This is the 18th Street end of an L-shaped building with its main entrance on Broadway. The sign refers to A. Steinhardt & Bro., importers, exporters and manufacturers of "fancy goods." Fancy goods is a term still in use today that was much in use a century ago to refer to luxury items such as giftware, ornaments, fragrances, toys, dolls and god knows what all too diverse to fit any more specific term. It was also used (as defined in Webster's Revised Unabridged Dictionary of 1913) as "fabrics of various colors, patterns, etc., as ribbons, silks, laces, etc., in distinction from those of a simple or plain color or make."
Click here for sign on Broadway end of building. The Broadway sign has been virtually obliterated by a later one for M & L Hess Real Estate. For more on M & L Hess see the sign on their main office at 907 Broadway. (The Hess sign with the telephone number ALgonquin 4-2700 can be dated to no earlier than 1931 when their phone number first took this form.) The word HOLIDAY appears tantilizingly in the bottom left corner. The full text of the sign probably read something like A. Steinhardt & Bro / Fancy Goods / Notions / Holiday Goods.

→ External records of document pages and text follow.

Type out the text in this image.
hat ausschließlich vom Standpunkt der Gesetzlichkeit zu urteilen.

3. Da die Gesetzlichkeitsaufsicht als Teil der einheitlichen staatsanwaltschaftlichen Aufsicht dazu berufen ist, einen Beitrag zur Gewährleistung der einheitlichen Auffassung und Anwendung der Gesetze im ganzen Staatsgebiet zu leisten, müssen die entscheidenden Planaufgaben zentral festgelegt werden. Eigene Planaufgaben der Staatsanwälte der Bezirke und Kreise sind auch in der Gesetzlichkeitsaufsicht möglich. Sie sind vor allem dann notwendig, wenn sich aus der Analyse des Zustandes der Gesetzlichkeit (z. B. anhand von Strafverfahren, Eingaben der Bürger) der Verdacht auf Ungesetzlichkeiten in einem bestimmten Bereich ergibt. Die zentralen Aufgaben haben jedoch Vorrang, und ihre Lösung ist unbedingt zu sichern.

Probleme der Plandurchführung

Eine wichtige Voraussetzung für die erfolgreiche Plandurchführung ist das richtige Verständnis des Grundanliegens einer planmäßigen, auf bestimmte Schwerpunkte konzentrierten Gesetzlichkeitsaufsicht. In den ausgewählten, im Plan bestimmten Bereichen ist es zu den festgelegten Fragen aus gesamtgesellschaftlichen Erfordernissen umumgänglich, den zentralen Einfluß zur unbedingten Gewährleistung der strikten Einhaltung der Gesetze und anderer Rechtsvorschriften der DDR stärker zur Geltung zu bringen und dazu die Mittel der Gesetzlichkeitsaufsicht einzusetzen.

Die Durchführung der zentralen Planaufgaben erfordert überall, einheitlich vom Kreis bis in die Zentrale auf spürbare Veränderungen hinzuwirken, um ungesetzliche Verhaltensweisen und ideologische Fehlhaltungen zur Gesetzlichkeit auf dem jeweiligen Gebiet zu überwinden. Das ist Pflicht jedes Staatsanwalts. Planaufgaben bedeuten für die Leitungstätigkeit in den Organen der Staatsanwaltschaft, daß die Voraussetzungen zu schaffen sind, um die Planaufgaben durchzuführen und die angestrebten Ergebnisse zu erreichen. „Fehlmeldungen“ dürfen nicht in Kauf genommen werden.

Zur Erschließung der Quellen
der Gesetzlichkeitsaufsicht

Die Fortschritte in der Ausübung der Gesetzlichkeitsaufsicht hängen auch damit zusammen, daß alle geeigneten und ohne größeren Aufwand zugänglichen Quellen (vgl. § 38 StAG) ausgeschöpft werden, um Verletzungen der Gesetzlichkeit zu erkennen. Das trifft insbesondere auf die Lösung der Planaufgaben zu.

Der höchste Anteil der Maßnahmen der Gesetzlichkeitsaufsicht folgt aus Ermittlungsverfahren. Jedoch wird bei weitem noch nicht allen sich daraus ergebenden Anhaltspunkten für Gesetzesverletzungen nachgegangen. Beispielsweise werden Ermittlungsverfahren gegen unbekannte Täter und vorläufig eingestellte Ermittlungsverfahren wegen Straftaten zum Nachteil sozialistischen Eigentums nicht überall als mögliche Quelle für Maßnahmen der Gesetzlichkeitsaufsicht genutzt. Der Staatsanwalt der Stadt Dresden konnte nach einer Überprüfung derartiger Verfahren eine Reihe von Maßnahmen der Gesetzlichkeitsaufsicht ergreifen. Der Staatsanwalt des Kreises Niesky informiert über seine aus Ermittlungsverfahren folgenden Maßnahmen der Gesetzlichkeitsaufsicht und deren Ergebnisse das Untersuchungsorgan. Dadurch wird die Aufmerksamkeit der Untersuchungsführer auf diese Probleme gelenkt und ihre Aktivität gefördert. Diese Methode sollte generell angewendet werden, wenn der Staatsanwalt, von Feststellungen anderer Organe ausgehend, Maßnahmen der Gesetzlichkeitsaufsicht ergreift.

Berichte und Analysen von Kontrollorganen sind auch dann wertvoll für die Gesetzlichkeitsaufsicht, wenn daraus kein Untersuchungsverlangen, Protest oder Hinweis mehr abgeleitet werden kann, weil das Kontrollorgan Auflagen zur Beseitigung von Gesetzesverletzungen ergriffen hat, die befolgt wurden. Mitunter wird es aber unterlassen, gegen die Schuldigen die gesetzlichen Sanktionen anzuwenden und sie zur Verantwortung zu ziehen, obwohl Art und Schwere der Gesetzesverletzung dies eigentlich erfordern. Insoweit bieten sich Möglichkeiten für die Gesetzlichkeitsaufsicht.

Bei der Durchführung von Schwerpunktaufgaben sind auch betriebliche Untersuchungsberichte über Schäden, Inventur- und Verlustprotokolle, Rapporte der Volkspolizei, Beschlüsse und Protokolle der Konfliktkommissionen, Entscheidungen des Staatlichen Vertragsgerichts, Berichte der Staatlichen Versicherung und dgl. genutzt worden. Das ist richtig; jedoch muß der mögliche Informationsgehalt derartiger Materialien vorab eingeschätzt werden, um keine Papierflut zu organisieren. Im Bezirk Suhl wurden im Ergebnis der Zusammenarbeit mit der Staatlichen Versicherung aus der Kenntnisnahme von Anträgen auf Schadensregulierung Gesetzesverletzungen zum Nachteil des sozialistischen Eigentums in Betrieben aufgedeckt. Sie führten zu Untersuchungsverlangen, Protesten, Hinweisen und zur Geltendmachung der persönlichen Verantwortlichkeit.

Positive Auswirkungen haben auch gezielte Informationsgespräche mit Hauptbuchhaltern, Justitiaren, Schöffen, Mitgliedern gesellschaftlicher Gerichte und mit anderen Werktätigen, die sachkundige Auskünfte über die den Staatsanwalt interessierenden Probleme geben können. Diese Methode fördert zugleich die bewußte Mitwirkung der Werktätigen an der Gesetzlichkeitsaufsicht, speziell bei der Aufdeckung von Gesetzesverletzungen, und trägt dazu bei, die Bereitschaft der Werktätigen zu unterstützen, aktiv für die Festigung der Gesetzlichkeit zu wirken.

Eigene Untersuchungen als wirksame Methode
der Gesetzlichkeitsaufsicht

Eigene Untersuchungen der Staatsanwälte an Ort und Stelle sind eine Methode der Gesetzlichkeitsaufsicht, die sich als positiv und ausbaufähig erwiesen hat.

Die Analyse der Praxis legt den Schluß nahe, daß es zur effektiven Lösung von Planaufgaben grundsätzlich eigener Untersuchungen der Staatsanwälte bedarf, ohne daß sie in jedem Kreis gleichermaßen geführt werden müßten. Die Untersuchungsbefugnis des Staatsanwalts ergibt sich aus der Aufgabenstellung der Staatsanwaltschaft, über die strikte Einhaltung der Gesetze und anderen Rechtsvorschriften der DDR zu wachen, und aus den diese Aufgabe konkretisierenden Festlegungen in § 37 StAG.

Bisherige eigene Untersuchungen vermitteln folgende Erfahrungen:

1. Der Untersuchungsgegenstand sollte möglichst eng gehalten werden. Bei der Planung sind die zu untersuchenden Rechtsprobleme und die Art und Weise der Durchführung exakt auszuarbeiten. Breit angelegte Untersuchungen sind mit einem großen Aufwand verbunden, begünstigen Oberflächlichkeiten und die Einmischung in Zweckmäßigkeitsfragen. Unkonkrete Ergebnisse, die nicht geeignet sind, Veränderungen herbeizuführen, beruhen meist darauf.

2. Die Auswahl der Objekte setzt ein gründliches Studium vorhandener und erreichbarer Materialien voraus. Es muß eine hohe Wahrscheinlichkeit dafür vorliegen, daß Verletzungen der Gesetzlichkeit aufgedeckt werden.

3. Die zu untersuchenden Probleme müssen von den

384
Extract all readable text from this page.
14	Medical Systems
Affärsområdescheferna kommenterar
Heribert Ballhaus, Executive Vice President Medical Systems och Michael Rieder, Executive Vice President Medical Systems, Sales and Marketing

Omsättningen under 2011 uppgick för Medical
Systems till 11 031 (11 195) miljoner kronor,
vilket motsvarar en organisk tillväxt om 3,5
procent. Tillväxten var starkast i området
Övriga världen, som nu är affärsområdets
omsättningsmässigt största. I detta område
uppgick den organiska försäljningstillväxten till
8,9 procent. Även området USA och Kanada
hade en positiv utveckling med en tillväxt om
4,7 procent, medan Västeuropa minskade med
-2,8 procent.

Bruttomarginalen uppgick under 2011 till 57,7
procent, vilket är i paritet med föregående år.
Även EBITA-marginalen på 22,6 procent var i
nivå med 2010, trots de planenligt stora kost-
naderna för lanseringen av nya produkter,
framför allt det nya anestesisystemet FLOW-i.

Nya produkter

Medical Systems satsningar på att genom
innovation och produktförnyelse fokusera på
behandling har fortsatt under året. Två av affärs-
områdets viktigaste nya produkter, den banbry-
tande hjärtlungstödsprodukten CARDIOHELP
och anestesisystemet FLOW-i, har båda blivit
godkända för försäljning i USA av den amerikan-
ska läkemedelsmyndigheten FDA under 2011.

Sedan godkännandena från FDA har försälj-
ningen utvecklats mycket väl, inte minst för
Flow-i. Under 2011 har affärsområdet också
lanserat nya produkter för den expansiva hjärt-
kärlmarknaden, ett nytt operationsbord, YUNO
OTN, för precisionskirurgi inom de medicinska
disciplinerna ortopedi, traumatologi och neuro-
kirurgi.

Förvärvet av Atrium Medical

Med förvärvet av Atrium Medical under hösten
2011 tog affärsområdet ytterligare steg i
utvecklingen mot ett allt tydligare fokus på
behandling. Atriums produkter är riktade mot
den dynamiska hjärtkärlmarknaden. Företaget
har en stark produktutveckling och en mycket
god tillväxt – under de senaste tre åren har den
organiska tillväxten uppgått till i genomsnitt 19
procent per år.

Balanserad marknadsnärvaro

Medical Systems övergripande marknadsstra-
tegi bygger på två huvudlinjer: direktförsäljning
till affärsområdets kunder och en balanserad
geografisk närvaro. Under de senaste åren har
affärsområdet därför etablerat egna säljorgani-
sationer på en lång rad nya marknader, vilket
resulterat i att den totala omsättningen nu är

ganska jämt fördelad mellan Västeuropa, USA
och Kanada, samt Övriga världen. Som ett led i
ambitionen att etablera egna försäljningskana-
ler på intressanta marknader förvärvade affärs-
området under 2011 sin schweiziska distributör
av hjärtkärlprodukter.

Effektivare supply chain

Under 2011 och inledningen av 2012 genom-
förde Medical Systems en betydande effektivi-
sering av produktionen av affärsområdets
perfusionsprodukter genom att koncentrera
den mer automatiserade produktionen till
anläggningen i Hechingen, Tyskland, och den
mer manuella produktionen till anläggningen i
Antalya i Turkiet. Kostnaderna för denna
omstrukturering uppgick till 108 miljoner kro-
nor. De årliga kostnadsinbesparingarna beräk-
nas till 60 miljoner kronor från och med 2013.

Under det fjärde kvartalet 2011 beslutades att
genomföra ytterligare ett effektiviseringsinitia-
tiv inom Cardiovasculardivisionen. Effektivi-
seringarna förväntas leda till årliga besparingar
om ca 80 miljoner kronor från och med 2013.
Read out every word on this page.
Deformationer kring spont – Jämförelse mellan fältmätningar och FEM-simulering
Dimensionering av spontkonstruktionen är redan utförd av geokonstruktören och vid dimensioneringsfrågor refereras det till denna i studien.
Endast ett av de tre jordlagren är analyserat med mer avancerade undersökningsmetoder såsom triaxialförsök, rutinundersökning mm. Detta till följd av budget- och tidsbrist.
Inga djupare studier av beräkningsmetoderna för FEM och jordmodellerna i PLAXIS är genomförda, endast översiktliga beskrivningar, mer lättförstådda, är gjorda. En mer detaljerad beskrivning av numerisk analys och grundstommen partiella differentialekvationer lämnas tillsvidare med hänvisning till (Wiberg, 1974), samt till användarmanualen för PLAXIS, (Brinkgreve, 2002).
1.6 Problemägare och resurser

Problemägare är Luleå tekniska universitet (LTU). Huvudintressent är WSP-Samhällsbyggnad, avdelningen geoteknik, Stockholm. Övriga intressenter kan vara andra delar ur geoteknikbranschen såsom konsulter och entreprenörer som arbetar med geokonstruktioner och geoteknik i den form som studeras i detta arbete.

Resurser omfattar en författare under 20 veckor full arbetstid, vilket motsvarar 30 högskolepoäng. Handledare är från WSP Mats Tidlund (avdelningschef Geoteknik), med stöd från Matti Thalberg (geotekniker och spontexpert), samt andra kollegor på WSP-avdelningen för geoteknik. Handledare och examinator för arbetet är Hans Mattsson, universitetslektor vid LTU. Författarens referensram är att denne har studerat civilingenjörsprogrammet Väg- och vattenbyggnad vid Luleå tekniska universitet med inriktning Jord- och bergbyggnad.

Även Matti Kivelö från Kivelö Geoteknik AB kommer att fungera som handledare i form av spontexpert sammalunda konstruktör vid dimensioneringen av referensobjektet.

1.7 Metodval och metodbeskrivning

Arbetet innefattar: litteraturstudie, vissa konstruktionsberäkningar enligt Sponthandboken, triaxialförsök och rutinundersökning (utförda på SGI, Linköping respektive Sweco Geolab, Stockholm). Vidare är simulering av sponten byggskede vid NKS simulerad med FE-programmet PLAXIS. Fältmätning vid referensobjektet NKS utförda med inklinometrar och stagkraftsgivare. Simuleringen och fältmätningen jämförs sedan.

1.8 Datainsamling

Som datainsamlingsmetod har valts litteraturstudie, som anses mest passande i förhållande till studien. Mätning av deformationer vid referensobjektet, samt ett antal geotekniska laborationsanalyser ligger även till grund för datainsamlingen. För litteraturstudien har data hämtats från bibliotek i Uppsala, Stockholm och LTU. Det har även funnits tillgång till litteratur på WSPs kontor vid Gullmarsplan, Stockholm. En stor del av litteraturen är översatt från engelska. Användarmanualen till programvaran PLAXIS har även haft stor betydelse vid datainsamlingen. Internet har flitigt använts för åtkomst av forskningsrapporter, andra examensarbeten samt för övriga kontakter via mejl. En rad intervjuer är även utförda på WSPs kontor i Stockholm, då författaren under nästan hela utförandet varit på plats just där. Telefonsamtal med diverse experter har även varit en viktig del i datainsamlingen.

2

Steinhardt was located in this building from around 1912 to 1921. The signs, then, must date from that period.
The firm was founded in about 1870 by Abraham Steinhardt (1844-1897) and was renamed A. Steinhardt & Brother around 1873 when Edward Steinhardt (1850-?) became his brother's partner. This advertisement from the New York Tribune, dates from Jan. 1897, when the business was located at 452 Broadway near Grand St.
Abraham Steinhardt's death Aug. 15, 1897 makes an impressive story in the New York Times: dying suddenly "of a hemorrhage in a waiting room at the Brooklyn Terminal of the Brooklyn Bridge." Some ot the detail in this account is quite amazing: "They were seated in Bridge Car No. 99." "Mr. Steinhardt ... fell to the floor, with a torrent of blood gushing from his mouth." "Patrolmen John Dowling and Thomas Brown boarded the car to aid the stricken man." Mrs. Steinhardt, his wife, "raved in distracted agony for some three hours and a half." She "implored the police officials to give him ice water and a drink of milk."
Following Abraham Steinhardt's death, a son-in-law (he married Abraham Steinhardt's eldest daughter, Bertha), David Rosenthal, became president of the company, "a position he held until the firm was dissolved in 1929." Rosenthal "came to [New York] in 1879 and entered the employ of the Steinhardt firm at a salary of $3 a week." (Quoting from Rosenthal's obituary in the New York Times, 15 Sep. 1940.)